Sunday, April 18, 2010

SNARK WON'T SAVE US

Over the weekend I was reading the recent New York Observer article about Congressman Anthony Wiener, which quotes a bit of his schtick in front of a sympathetic crowd:

Congressman Anthony Weiner bounded into a DJ booth at a fashionable Lower East Side bar one recent Wednesday night, grabbed the microphone with his left hand and unleashed his inner Borscht Belt.

"Every single moment that we are stroking our beards and gazing at our navel and thinking about the world we'd like to be and singing 'Kumbaya' is another day we're not punching Bill O'Reilly in the nose."

Pow.

"I follow Twitter for the Tea Party and just show up to fuck with them," he said. The crowd of 20-somethings crowed.

"No, I don't actually do that. I just sit at my desk and they send me talcum powder every couple of weeks."

Ka-zam....


This kind of talk is raising Wiener's profile. It's getting him on MSNBC. It's getting him on The Daily Show. He's now the Democrats' other snark-meister, after Alan Grayson.

Which is good as far as it goes. But Wiener and Grayson -- even a few dozen Wieners and Graysons -- aren't going to move the political needle.

Don't get me wrong -- I love snark. But snark isn't how you seize control of the debate. Snark certainly isn't how Republicans seize control of the debate.

Republicans pols (and, to some extent, Republican media personalities) seize the debate by seeming Very. Very. Serious. They're somber. They're deeply concerned. They just don't know if the Republic can survive, and they speak in concerned, humorless tones, or angry, humorless tones, because These Are Perilous Times.

You know that tone. You hear it from Mitch McConnell and John Boehner and Newt Gingrich, and lesser-known Republican mouthpieces, practically every day.

Snark? A snark-meister seems as if he's unfazed by what's happening to him. Read the Weiner excerpt above -- Weiner seems as if Republicans really haven't gotten the better of him. Alan Grayson's riffs suggest the same thing -- what Republicans are doing isn't putting us in peril, it's a joke (or they're a joke).

Republicans don't talk like that. Even joke-tellers on the right don't talk like that. Glenn Beck frequently acts like a giddy four-year-old on a sugar rush, but then he goes deadly earnest about the danger we evil lefties and Democrats are putting the country in. Same for Rush Limbaugh -- he tells a few cornball jokes, but the menace of liberalism is, to him, really serious. Even the frequently sarcastic Sarah Palin drops the sarcasm and talks as if everything we do is a life-or-death matter for America.

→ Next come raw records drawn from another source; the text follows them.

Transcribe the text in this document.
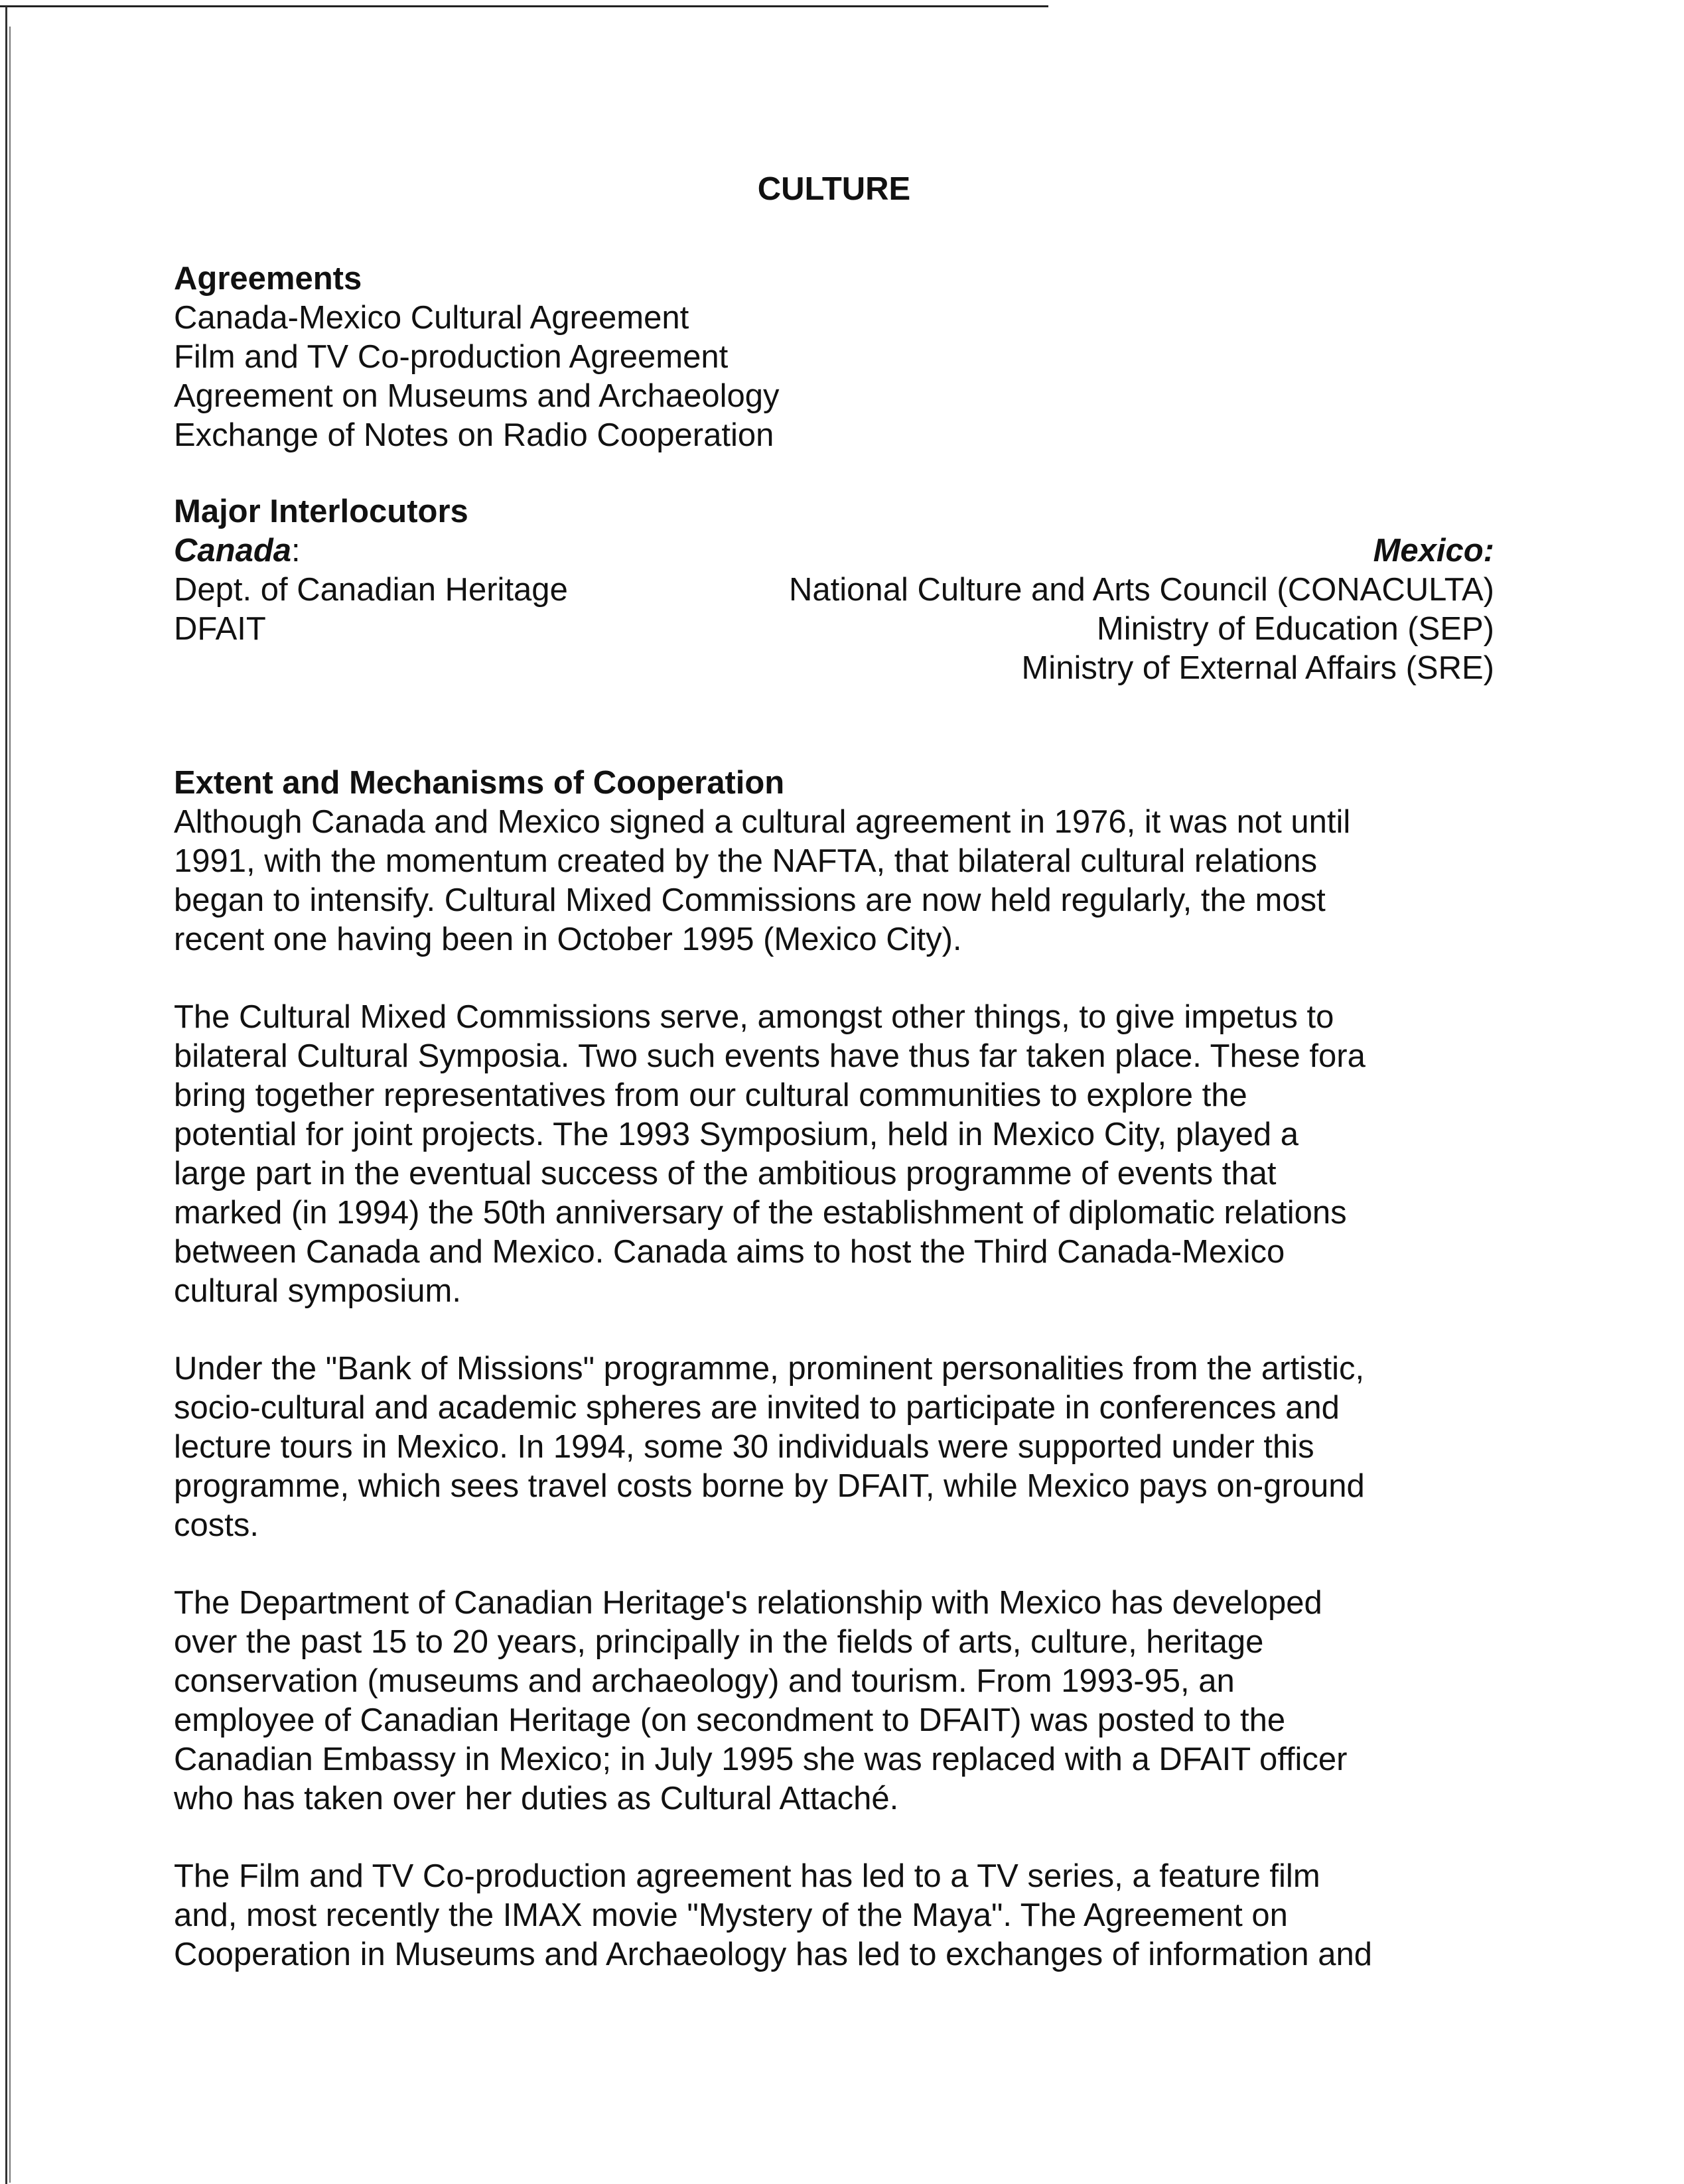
CULTURE
Agreements
Canada-Mexico Cultural Agreement
Film and TV Co-production Agreement
Agreement on Museums and Archaeology
Exchange of Notes on Radio Cooperation
Major Interlocutors
Canada:
Dept. of Canadian Heritage
DFAIT
Mexico:
National Culture and Arts Council (CONACULTA)
Ministry of Education (SEP)
Ministry of External Affairs (SRE)
Extent and Mechanisms of Cooperation
Although Canada and Mexico signed a cultural agreement in 1976, it was not until
1991, with the momentum created by the NAFTA, that bilateral cultural relations
began to intensify. Cultural Mixed Commissions are now held regularly, the most
recent one having been in October 1995 (Mexico City).
The Cultural Mixed Commissions serve, amongst other things, to give impetus to
bilateral Cultural Symposia. Two such events have thus far taken place. These fora
bring together representatives from our cultural communities to explore the
potential for joint projects. The 1993 Symposium, held in Mexico City, played a
large part in the eventual success of the ambitious programme of events that
marked (in 1994) the 50th anniversary of the establishment of diplomatic relations
between Canada and Mexico. Canada aims to host the Third Canada-Mexico
cultural symposium.
Under the "Bank of Missions" programme, prominent personalities from the artistic,
socio-cultural and academic spheres are invited to participate in conferences and
lecture tours in Mexico. In 1994, some 30 individuals were supported under this
programme, which sees travel costs borne by DFAIT, while Mexico pays on-ground
costs.
The Department of Canadian Heritage's relationship with Mexico has developed
over the past 15 to 20 years, principally in the fields of arts, culture, heritage
conservation (museums and archaeology) and tourism. From 1993-95, an
employee of Canadian Heritage (on secondment to DFAIT) was posted to the
Canadian Embassy in Mexico; in July 1995 she was replaced with a DFAIT officer
who has taken over her duties as Cultural Attaché.
The Film and TV Co-production agreement has led to a TV series, a feature film
and, most recently the IMAX movie "Mystery of the Maya". The Agreement on
Cooperation in Museums and Archaeology has led to exchanges of information and
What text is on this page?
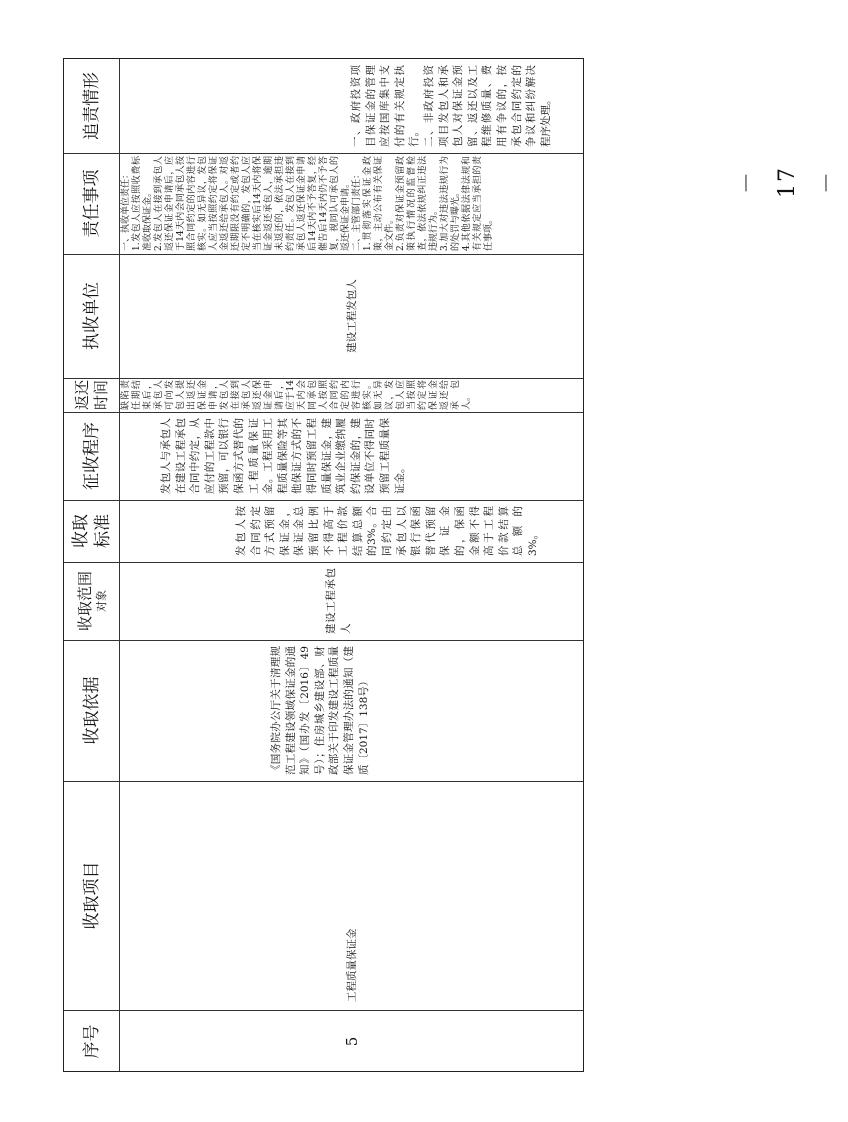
－ 17 －
序号
收取项目
收取依据
收取范围 对象
收取标准
征收程序
返还时间
执收单位
责任事项
追责情形
5
工程质量保证金
《国务院办公厅关于清理规范工程建设领域保证金的通知》（国办发〔2016〕49号）；住房城乡建设部、财政部关于印发建设工程质量保证金管理办法的通知（建质〔2017〕138号）
建设工程承包人
发包人按合同约定方式预留保证金，保证金总预留比例不得高于工程价款结算总额的3%。合同约定由承包人以银行保函替代预留保证金的，保函金额不得高于工程价款结算总额的3%。
发包人与承包人在建设工程承包合同中约定，从应付的工程款中预留，可以银行保函方式替代的工程质量保证金。工程采用工程质量保险等其他保证方式的不得同时预留工程质量保证金，建筑业企业缴纳履约保证金的，建设单位不得同时预留工程质量保证金。
缺陷责任期结束后，承包人可向发包人提出返还保证金申请，发包人在接到承包人返还保证金申请后，应于14天内会同承包人按照合同约定的内容进行核实。如无异议，发包人应当按照约定将保证金返还给承包人。
建设工程发包人
一、执收单位责任：
1.发包人应按照收费标准收取保证金。
2.发包人在接到承包人返还保证金申请后，应于14天内会同承包人按照合同约定的内容进行核实。如无异议，发包人应当按照约定将保证金返还给承包人。对返还期限没有约定或者约定不明确的，发包人应当在核实后14天内将保证金返还承包人，逾期未返还的，依法承担违约责任。发包人在接到承包人返还保证金申请后14天内不予答复，经催告后14天内仍不予答复，视同认可承包人的返还保证金申请。
二、主管部门责任：
1.贯彻落实保证金政策，主动公布有关保证金文件。
2.负责对保证金预留政策执行情况的监督检查，依法依规纠正违法违规行为。
3.加大对违法违规行为的处罚与曝光。
4.其他依据法律法规和有关规定应当承担的责任事项。
一、政府投资项目保证金的管理应按国库集中支付的有关规定执行。
二、非政府投资项目发包人和承包人对保证金预留、返还以及工程维修质量、费用有争议的，按承包合同约定的争议和纠纷解决程序处理。
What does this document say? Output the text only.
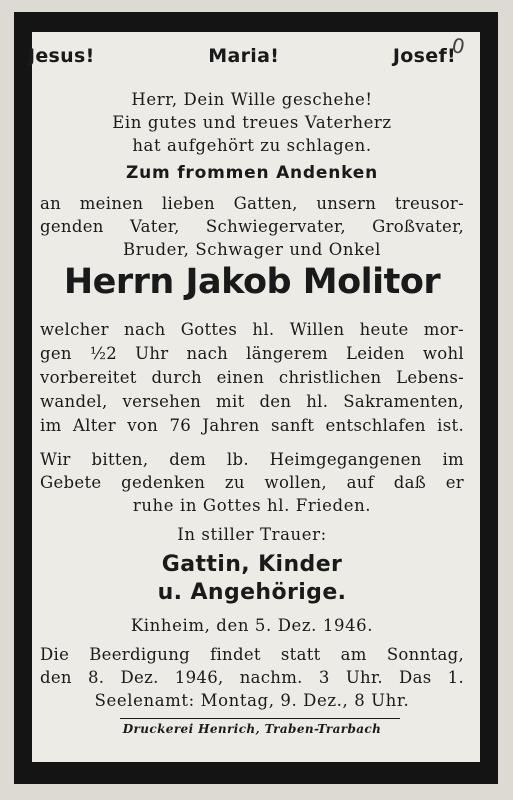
0
Jesus!	Maria!	Josef!
Herr, Dein Wille geschehe!
Ein gutes und treues Vaterherz
hat aufgehört zu schlagen.
Zum frommen Andenken
an meinen lieben Gatten, unsern treusor-
genden Vater, Schwiegervater, Großvater,
Bruder, Schwager und Onkel
Herrn Jakob Molitor
welcher nach Gottes hl. Willen heute mor-
gen ½2 Uhr nach längerem Leiden wohl
vorbereitet durch einen christlichen Lebens-
wandel, versehen mit den hl. Sakramenten,
im Alter von 76 Jahren sanft entschlafen ist.
Wir bitten, dem lb. Heimgegangenen im
Gebete gedenken zu wollen, auf daß er
ruhe in Gottes hl. Frieden.
In stiller Trauer:
Gattin, Kinder
u. Angehörige.
Kinheim, den 5. Dez. 1946.
Die Beerdigung findet statt am Sonntag,
den 8. Dez. 1946, nachm. 3 Uhr. Das 1.
Seelenamt: Montag, 9. Dez., 8 Uhr.
Druckerei Henrich, Traben-Trarbach
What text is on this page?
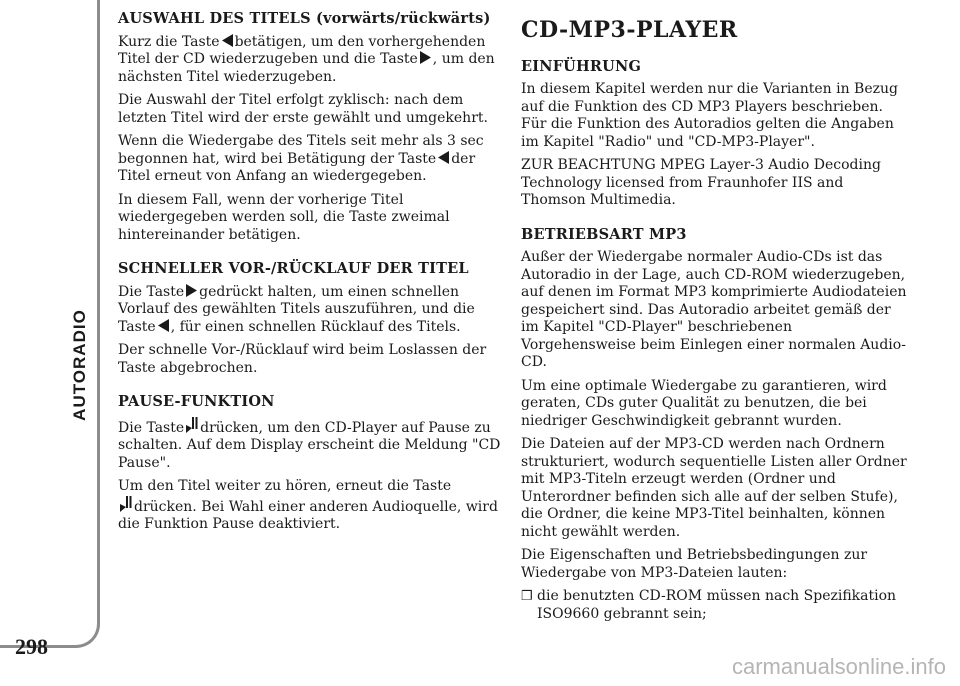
AUTORADIO
298
AUSWAHL DES TITELS (vorwärts/rückwärts)

Kurz die Taste betätigen, um den vorhergehenden Titel der CD wiederzugeben und die Taste , um den nächsten Titel wiederzugeben.

Die Auswahl der Titel erfolgt zyklisch: nach dem letzten Titel wird der erste gewählt und umgekehrt.

Wenn die Wiedergabe des Titels seit mehr als 3 sec begonnen hat, wird bei Betätigung der Taste der Titel erneut von Anfang an wiedergegeben.

In diesem Fall, wenn der vorherige Titel wiedergegeben werden soll, die Taste zweimal hintereinander betätigen.

SCHNELLER VOR-/RÜCKLAUF DER TITEL

Die Taste gedrückt halten, um einen schnellen Vorlauf des gewählten Titels auszuführen, und die Taste , für einen schnellen Rücklauf des Titels.

Der schnelle Vor-/Rücklauf wird beim Loslassen der Taste abgebrochen.

PAUSE-FUNKTION

Die Taste drücken, um den CD-Player auf Pause zu schalten. Auf dem Display erscheint die Meldung "CD Pause".

Um den Titel weiter zu hören, erneut die Taste
drücken. Bei Wahl einer anderen Audioquelle, wird die Funktion Pause deaktiviert.

CD-MP3-PLAYER
EINFÜHRUNG

In diesem Kapitel werden nur die Varianten in Bezug auf die Funktion des CD MP3 Players beschrieben. Für die Funktion des Autoradios gelten die Angaben im Kapitel "Radio" und "CD-MP3-Player".

ZUR BEACHTUNG MPEG Layer-3 Audio Decoding Technology licensed from Fraunhofer IIS and Thomson Multimedia.

BETRIEBSART MP3

Außer der Wiedergabe normaler Audio-CDs ist das Autoradio in der Lage, auch CD-ROM wiederzugeben, auf denen im Format MP3 komprimierte Audiodateien gespeichert sind. Das Autoradio arbeitet gemäß der im Kapitel "CD-Player" beschriebenen Vorgehensweise beim Einlegen einer normalen Audio-CD.

Um eine optimale Wiedergabe zu garantieren, wird geraten, CDs guter Qualität zu benutzen, die bei niedriger Geschwindigkeit gebrannt wurden.

Die Dateien auf der MP3-CD werden nach Ordnern strukturiert, wodurch sequentielle Listen aller Ordner mit MP3-Titeln erzeugt werden (Ordner und Unterordner befinden sich alle auf der selben Stufe), die Ordner, die keine MP3-Titel beinhalten, können nicht gewählt werden.

Die Eigenschaften und Betriebsbedingungen zur Wiedergabe von MP3-Dateien lauten:

❒ die benutzten CD-ROM müssen nach Spezifikation ISO9660 gebrannt sein;
carmanualsonline.info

Much as I appreciate the Graysons and Weiners, we need some people (besides Olbermann and Maddow) who can do that life-or-death thing back to the GOP. We need some politicians who can do it -- who can go on Sunday morning chat shows and proclaim melodramatically that if we follow the Republicans' lead, we're doomed.

It happens to be true. But until we have a phalanx of pols who can say it, and say it as if they mean it all the time, we won't really have a chance of getting through to the public at large.